North American airfares are now published four times a day during the week, after the Airline Tariff Publishing Company (ATPCO) added earlier this month a filing feed at 4 p.m. Eastern time to the already-existing feeds at 10 a.m., 1 p.m. and 8 p.m.

This means that, at any of those times, a certain fare can be put on the market, changed or pulled off the market. It also means that a fare’s entire lifespan can be as short as three hours.

The 4 p.m. feed had been planned for months, as I wrote in my book “Decoding Air Travel.” Although the airlines update their data 24 hours a day, ATPCO sends that data out to Global Distribution Systems (GDS), which are used by airlines and travel agencies to book flights, four times a day during the week. On weekends, there is only one feed at 5 p.m. ET.

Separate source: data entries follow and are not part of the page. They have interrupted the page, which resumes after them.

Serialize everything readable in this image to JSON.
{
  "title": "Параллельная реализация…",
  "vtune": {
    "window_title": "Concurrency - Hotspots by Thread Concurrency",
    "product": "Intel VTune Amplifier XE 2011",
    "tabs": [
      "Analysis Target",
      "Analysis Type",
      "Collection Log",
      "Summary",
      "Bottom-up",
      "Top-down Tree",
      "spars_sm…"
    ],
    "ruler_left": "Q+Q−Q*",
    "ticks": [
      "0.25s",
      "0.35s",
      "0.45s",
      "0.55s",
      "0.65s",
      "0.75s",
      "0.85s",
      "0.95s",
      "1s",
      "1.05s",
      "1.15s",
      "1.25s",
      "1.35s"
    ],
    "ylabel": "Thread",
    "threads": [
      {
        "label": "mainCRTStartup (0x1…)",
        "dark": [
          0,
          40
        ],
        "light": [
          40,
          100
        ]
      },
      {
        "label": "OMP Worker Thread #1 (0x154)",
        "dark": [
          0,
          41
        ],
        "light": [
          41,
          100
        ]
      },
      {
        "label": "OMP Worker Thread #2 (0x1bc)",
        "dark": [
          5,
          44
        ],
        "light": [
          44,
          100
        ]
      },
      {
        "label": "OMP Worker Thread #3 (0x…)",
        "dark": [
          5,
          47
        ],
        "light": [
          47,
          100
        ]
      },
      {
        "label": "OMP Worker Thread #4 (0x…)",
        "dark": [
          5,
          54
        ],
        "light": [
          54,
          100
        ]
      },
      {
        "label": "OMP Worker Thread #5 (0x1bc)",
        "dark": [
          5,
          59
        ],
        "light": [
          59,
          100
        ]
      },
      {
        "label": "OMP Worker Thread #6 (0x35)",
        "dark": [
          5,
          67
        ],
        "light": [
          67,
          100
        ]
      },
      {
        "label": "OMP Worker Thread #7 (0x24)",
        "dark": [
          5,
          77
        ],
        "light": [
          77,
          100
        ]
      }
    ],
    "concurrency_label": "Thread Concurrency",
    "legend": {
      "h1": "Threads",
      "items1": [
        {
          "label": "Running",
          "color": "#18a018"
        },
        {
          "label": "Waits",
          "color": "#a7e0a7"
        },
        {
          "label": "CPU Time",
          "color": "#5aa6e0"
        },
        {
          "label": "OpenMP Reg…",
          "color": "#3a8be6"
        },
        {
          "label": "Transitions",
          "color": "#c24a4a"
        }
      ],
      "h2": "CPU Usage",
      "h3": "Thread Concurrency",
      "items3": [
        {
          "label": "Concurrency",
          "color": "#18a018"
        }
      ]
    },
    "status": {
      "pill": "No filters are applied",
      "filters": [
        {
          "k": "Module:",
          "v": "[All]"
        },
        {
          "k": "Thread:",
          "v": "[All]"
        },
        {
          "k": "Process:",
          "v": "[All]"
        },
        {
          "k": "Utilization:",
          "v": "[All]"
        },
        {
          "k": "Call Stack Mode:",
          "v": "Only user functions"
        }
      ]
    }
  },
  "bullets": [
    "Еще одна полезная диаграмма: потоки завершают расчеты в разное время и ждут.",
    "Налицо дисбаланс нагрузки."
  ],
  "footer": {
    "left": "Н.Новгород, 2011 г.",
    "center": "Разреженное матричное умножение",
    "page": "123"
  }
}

“ATPCO started this new time for the U.S. and Canadian subscription data feed on Oct. 3,” said Jay Brawley, the company’s director of customer marketing. “The weekend feed remains the same.”

Located near Washington Dulles International Airport, ATPCO is owned by 16 of the world’s largest carriers and the Federal Express Corp. Its only and much smaller competitor is SITA, which publishes some fares in Europe, Africa and Asia.

ATPCO sends out feeds with international fares every hour, except for several hours on Saturday night, Brawley said. Discounted international fares typically stay on the market longer than discounted U.S. domestic fares — sometimes for weeks.

The official filing feeds don’t exclude the possibility that a fare may be changed or removed at other times on a booking source directly controlled by the airline, such as its website. In addition, the data changes in those feeds can take an hour or longer to update in various booking systems.

How do you know that a low fare to a city you need to visit has been published? You certainly don’t have to wait for the airlines to announce a sale — in fact, as I’ve written before, “sale” prices are often far from a bargain. Thanks to the transparency provided by the Internet, you can actually keep an eye on fares, through websites like and You can also subscribe to their e-mail alerts for fares between any two cities.

Reacting to a good fare — meaning booking it — quickly cannot be overestimated. In my book, I give an example of a missed opportunity from January 2008, when I was at the World Economic Forum in Davos, Switzerland, with then-Secretary of State Condoleezza Rice.

Just before she began her speech, I received an e-mail alert from FareCompare about a $99 one-way base fare between Washington and San Francisco. As it happened, I needed to book a trip to San Francisco, but I couldn’t act immediately, since I had to write and file a story for my newspaper. By the time I was free to look into booking a ticket, the fare was gone.

Not that there was anything I could have done in this case, but the experience taught me a valuable lesson: If you get word about a really good fare, book it as soon as you can. Most domestic fares usually stay on the market at least a couple of days, but there is never a guarantee, and some vanish within hours — the airlines can do whatever they want.